MANILA – Fifty years since its establishment, it is time for the Association of Southeast Asian Nations to welcome another member into its midst — with Japan’s support.
The recent meeting of Southeast Asian foreign ministers in the Philippines drew more attention than usual to its concluding communique. More so than in past versions, this year’s ASEAN concluding joint statement made clear the grouping of 10 nations’ hopes for a demilitarized South China Sea. In one paragraph, the communique also noted “the importance of maintaining and promoting peace, security, safety and freedom of navigation in and over-flight above the South China Sea.” While not explicitly named, China was very clearly the focus of attention.
Garnering much less attention was the single paragraph that “noted Timor-Leste’s application for ASEAN membership and looked forward to the continued discussion” about reports and capacity building regarding that small Southeast Asian island nation’s longstanding efforts to join the regional bloc.
That’s unfortunate. ASEAN should welcome the accession of Timor-Leste, just as Laos and Myanmar were welcomed in 1997, and Cambodia in 1999.

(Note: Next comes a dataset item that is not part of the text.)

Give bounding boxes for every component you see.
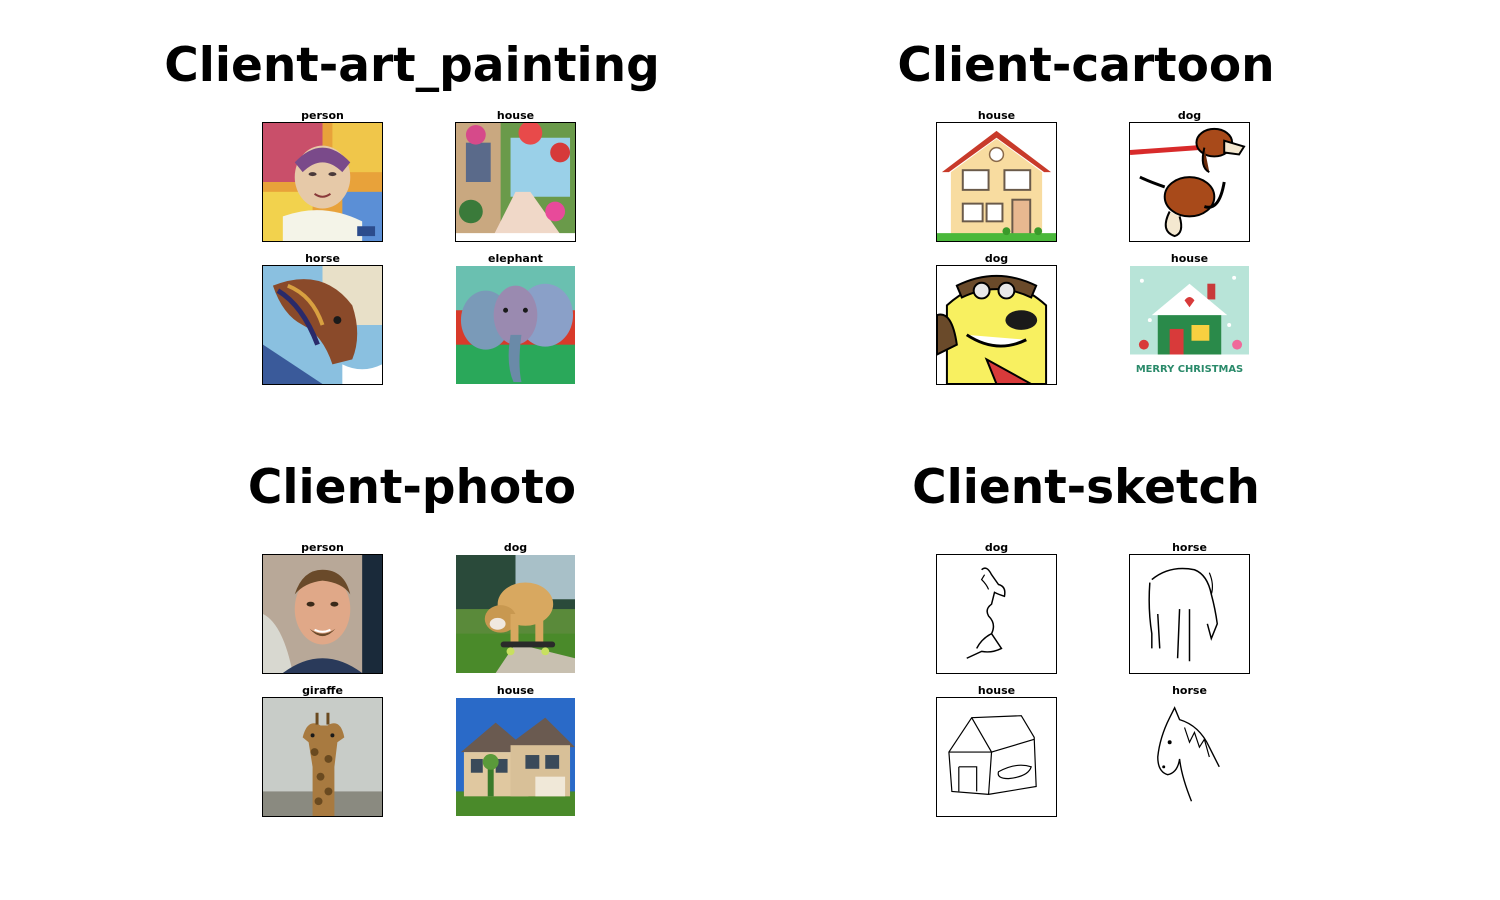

I had the privilege of serving as an election monitor for Timor-Leste’s recent parliamentary election as part of the International Republican Institute’s (IRI) election observation mission. I was struck by the passionate commitment of the Timorese people to the democratic process, and inspired by their optimism about their country’s future. I believe that the country is in a strong position to continue progressing in its own development and make a positive contribution to the development of Southeast Asia. Timor-Leste deserves ASEAN support for its efforts to further integrate and engage with the wider region.
After regaining independence from Indonesia in 2002, Timor-Leste declared its desire to join ASEAN and applied for membership in 2011. While its ultimate accession is likely, there is a chance that the delays that have arisen over the past six years may persist indefinitely. Such a development would not only deprive the Timorese of a chance for further development; ASEAN would forgo an opportunity to welcome a country that can serve as a valuable example of a successful democracy to fellow members.
Over the past 15 years, Timor-Leste has grown into a well-functioning democracy where citizens actively engage with their government. The country was ranked as the most democratic in Southeast Asia by the Economist Intelligence Unit’s 2016 Democracy Index, and 43rd in the world — an impressive feat given the country’s traumatic experience during the 24-year Indonesian occupation.
One of the important ways Timor-Leste has been able to deliver sustainable democratic reforms has been through its openness to regional and international support. To this end, organizations like IRI have worked with civil society, government bodies and political parties to help them represent Timorese citizens responsively and effectively. IRI has worked in the country since 2002, and its assistance has been an important contributor to the country’s democratic consolidation.
Likewise, when I served as the U.S. ambassador to the Asian Development Bank and traveled to Timor-Leste in years past, I saw the importance of regional and international economic assistance to this and other developing countries first-hand. The ADB has supported infrastructure expansion, macroeconomic capacity-building and community-based development in Timor-Leste, and is well-positioned to assist not just in improving the country’s roads, but also its water supply and sanitation systems. I grew to appreciate the complementary nature of different types of development assistance, and found that the aid provided by the ADB complements the assistance provided by groups like IRI, and vice-versa.
As ASEAN continues to grow in importance, it is vital that its members collectively pursue policies that advance the region’s development in a sustainable manner. At a time when democracy is backsliding in the region, Timor-Leste’s accession to ASEAN would provide the region with a valuable example of how citizen-centered democracy can deliver a more prosperous and stable future.
Additionally, Timor-Leste’s accession to ASEAN would be economically beneficial to the region. Despite its small size, Timor represents a relatively untapped market for Southeast Asian trade; likewise, the region represents a largely untapped market for Timorese goods. In short, this would be a win-win situation for the region, and an important example for how inclusive economic development can sustain growth that benefits all.
During the lead-up to the election, election administrators, political parties and other stakeholders worked collaboratively to ensure a credible electoral process. This commitment to the rule of law and democratic institutions bodes extremely well for Timor-Leste’s potential as a cooperative and responsible member of ASEAN. My experience travelling through this small yet vibrant nation has driven home the benefits for all of proceeding with Timor-Leste’s accession.
Now is a time for coming together. We owe no less to the many people who across Asia’s newest nation proudly held up an indelibly-inked finger as a mark and proof of democracy in action.